Know Gaps & Issues - Casablanca
The most noticeable gap we have to get over is that currently, Holmes uses pre-defined control loop names to achieve closed loop related operations. Ideally, all control loop names should be generated dynamically during the closed loop design phase in CLAMP. But Holmes hasn't been fully integrated with CLAMP yet. So we have to write the rules for different scenarios in the component specification file of DCAE in advance and during the design time, DCAP passes these default rules into CLAMP. Then CLAMP edits the rules using a simple text editor, prepending a pre-defined control loop name to the rules and pass them to Holmes via DCAE-CBS. Since rules are hardcoded in the DCAE component specification files, it lacks the flexibility to design rules. Besides, if we keep on using pre-defined control loop names, it'll cause great limits for flexible lifecycle control for control loops.
Separate the DSA from the engine management module.
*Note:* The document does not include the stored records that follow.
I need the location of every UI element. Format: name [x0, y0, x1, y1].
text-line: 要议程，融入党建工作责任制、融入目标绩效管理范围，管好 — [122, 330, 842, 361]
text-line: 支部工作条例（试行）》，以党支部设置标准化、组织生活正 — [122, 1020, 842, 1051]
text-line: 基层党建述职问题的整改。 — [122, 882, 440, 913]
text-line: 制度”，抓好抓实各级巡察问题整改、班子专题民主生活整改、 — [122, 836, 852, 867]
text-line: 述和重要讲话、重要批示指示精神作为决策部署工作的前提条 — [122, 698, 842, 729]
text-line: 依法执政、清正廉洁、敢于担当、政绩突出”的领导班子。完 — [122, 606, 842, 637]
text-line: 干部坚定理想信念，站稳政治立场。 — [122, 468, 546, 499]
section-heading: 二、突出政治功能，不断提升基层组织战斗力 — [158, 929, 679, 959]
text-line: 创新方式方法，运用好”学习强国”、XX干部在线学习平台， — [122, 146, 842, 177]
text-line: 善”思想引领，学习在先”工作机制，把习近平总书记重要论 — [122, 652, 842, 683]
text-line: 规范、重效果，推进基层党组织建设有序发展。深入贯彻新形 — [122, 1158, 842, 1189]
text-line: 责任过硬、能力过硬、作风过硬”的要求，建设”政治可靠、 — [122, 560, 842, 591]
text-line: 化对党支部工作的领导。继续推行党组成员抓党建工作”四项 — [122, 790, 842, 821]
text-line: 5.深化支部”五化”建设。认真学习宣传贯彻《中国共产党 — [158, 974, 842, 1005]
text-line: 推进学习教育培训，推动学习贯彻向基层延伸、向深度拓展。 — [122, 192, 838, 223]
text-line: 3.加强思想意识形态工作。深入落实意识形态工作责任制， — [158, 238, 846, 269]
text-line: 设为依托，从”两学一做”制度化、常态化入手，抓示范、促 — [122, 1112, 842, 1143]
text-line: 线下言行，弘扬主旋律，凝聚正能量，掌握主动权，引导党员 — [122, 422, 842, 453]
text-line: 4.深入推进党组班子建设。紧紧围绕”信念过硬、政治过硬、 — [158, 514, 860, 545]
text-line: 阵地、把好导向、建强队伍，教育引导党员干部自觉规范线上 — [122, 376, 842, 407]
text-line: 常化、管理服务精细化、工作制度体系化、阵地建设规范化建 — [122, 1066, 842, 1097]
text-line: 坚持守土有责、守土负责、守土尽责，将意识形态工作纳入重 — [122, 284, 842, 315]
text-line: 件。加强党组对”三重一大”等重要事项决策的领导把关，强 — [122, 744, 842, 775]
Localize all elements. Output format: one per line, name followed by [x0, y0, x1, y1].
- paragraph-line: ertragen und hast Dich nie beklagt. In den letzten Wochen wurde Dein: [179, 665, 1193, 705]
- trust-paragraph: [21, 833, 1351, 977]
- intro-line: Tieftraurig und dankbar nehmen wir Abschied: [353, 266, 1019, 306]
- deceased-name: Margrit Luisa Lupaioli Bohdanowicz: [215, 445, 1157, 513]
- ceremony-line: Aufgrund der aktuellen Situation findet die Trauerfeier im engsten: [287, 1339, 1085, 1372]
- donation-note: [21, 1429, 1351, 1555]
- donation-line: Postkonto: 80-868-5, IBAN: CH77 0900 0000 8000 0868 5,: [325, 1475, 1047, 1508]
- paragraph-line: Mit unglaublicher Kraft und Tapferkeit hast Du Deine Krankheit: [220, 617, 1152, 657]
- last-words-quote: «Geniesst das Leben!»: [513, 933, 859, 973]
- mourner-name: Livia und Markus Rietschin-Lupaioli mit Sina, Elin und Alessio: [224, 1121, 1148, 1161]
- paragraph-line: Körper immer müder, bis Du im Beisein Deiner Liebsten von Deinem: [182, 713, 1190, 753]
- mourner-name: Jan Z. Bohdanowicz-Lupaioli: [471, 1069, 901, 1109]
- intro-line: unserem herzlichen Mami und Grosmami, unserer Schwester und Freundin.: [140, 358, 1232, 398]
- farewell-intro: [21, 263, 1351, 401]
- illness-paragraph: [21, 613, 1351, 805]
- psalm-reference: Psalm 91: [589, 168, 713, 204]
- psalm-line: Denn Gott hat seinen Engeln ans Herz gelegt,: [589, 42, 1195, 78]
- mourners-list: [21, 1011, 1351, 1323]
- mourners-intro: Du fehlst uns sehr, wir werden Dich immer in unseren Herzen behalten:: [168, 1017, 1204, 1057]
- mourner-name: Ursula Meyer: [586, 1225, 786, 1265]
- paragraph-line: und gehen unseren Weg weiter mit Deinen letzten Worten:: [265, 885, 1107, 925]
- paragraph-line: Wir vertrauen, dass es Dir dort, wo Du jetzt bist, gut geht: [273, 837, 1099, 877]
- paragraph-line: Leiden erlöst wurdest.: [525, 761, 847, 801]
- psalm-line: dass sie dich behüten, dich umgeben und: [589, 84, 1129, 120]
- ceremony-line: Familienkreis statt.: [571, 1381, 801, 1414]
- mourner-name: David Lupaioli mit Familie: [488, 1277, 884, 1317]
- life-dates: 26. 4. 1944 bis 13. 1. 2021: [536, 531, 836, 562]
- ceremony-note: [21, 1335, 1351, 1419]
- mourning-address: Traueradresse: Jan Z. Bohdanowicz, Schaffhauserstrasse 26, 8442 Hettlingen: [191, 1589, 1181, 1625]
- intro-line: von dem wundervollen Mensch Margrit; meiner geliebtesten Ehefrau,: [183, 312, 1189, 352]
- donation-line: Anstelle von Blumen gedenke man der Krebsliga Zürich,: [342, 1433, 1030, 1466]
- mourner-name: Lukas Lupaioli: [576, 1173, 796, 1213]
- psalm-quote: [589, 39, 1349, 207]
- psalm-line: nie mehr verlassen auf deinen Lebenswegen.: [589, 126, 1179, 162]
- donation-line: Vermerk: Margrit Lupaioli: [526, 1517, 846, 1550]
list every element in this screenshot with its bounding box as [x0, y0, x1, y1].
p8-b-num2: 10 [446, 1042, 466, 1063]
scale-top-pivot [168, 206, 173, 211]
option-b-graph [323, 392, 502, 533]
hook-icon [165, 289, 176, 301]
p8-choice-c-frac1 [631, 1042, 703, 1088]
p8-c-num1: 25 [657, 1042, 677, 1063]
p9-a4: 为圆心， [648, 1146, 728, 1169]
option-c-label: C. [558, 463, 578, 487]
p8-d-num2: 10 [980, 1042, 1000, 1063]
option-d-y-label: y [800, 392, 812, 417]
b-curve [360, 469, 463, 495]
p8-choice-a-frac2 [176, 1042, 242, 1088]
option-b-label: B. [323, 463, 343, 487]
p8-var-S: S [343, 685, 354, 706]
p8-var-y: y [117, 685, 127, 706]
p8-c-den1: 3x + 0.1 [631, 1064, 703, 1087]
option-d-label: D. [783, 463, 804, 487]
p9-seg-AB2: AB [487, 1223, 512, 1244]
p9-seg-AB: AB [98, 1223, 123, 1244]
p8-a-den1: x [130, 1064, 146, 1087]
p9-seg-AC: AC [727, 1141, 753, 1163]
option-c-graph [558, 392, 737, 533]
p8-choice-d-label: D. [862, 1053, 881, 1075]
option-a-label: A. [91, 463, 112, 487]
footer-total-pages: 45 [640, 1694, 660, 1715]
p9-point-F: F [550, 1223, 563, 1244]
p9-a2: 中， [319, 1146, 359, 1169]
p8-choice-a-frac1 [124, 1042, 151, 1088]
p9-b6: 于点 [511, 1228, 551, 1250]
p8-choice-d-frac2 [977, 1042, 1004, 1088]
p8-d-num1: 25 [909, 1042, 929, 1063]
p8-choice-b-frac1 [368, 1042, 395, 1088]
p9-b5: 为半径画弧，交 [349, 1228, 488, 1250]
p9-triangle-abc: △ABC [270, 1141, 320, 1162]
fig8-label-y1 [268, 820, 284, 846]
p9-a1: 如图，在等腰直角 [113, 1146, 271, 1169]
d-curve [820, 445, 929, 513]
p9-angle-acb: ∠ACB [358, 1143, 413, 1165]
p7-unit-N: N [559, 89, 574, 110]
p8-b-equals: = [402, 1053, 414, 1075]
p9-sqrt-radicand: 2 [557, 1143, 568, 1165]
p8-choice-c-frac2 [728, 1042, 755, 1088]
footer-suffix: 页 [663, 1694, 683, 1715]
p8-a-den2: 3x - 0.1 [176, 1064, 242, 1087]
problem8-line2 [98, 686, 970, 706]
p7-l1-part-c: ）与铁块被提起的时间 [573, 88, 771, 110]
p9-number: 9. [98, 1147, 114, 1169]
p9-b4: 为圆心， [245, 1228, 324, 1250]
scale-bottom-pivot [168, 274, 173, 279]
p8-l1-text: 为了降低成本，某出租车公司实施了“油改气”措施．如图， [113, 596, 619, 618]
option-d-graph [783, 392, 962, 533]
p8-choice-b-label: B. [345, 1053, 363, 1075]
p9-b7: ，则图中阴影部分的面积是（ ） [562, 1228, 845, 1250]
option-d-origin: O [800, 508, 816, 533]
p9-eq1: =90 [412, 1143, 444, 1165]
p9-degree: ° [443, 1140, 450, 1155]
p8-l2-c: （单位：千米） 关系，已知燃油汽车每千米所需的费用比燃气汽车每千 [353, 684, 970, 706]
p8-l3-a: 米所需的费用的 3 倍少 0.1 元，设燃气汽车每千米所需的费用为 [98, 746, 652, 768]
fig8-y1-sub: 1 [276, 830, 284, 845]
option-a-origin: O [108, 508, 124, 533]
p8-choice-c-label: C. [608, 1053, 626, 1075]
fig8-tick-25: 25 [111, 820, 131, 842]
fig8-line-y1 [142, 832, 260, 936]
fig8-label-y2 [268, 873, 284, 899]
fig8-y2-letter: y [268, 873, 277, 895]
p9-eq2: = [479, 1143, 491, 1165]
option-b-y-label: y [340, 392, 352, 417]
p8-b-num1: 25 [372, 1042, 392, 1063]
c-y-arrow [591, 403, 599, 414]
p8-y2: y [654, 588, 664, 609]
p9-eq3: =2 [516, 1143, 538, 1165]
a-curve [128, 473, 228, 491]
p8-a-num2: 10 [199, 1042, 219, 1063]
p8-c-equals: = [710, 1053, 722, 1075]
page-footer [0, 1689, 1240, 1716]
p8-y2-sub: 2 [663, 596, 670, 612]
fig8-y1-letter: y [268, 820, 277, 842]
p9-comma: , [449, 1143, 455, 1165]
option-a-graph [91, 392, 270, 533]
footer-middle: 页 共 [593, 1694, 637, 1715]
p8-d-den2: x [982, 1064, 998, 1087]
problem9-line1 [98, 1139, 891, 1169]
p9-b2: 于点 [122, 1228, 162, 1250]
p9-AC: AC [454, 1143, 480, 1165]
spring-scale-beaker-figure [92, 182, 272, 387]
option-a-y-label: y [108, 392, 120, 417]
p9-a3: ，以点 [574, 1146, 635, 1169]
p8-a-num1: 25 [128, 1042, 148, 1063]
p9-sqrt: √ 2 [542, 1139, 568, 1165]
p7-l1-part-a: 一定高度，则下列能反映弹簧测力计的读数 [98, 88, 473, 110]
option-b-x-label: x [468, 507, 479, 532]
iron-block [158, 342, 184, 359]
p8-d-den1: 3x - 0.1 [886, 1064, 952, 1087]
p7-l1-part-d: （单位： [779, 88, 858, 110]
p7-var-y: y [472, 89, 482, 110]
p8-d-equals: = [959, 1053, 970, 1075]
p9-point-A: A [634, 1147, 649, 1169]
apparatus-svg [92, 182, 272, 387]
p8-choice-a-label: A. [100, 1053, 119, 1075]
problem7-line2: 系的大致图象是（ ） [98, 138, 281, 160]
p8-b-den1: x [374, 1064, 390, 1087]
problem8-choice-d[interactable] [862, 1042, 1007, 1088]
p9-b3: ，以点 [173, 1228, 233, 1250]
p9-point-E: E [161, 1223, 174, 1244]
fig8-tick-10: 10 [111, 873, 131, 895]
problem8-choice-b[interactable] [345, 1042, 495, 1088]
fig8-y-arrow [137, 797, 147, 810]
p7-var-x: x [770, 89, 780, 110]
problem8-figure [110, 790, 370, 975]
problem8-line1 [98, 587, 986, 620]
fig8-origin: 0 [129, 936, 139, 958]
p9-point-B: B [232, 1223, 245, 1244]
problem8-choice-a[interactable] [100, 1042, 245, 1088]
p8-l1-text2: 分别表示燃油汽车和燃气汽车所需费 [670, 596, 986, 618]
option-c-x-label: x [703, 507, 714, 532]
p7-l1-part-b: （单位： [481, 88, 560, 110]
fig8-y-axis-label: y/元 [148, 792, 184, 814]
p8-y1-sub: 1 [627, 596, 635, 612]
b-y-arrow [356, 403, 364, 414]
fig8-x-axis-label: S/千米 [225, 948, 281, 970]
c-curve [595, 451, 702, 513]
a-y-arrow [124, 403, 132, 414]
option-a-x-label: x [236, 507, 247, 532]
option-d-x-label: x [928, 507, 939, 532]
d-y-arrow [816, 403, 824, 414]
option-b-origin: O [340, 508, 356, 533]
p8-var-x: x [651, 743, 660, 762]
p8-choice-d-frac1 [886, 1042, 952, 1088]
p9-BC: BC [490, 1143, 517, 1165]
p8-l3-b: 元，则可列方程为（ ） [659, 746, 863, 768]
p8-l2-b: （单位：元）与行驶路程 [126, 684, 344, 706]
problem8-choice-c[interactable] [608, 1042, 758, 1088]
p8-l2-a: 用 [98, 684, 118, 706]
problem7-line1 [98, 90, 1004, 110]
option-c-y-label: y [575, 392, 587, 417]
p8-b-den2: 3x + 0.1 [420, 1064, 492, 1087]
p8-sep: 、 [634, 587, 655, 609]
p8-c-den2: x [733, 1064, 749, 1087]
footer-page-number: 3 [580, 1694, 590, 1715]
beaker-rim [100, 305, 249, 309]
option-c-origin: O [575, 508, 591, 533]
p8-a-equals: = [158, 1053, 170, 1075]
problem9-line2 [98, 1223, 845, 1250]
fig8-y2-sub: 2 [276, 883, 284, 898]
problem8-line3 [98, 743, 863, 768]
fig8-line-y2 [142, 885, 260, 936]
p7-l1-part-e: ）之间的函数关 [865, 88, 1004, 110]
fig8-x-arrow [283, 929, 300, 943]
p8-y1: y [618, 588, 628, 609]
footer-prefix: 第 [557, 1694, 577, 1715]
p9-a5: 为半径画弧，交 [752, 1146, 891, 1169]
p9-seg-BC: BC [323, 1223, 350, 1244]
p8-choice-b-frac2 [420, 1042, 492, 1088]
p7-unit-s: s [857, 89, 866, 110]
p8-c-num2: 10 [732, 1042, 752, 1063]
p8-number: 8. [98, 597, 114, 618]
Optimize the mechanism for auto-scaling of then engine management module. Currently, when it comes to scaling scenarios, every single instance of Holmes engines keeps a totally identical alarm set and evenly distributed rules. This does not help improve the performance and reduce the payload a lot. What's worse, it may cause an infinite loop when it comes to the scale-out scenario until the instance number reaches the configuration limitation of Kubernates. We should consider filter out alarms using DSA, letting only alarms those fulfill the criteria in the rules residing within the corresponding engine instance through. This will reduce the number of useless alarms significantly.
Improve the user experience of Holmes rule editor. The rule editor of Holmes has been added to the rule management module. But it's just a simple text editor. If we could provide keyword highlighting, auto-completion and auto-alignment features to the existing text editor, it would make the rule editor much more user-friendly.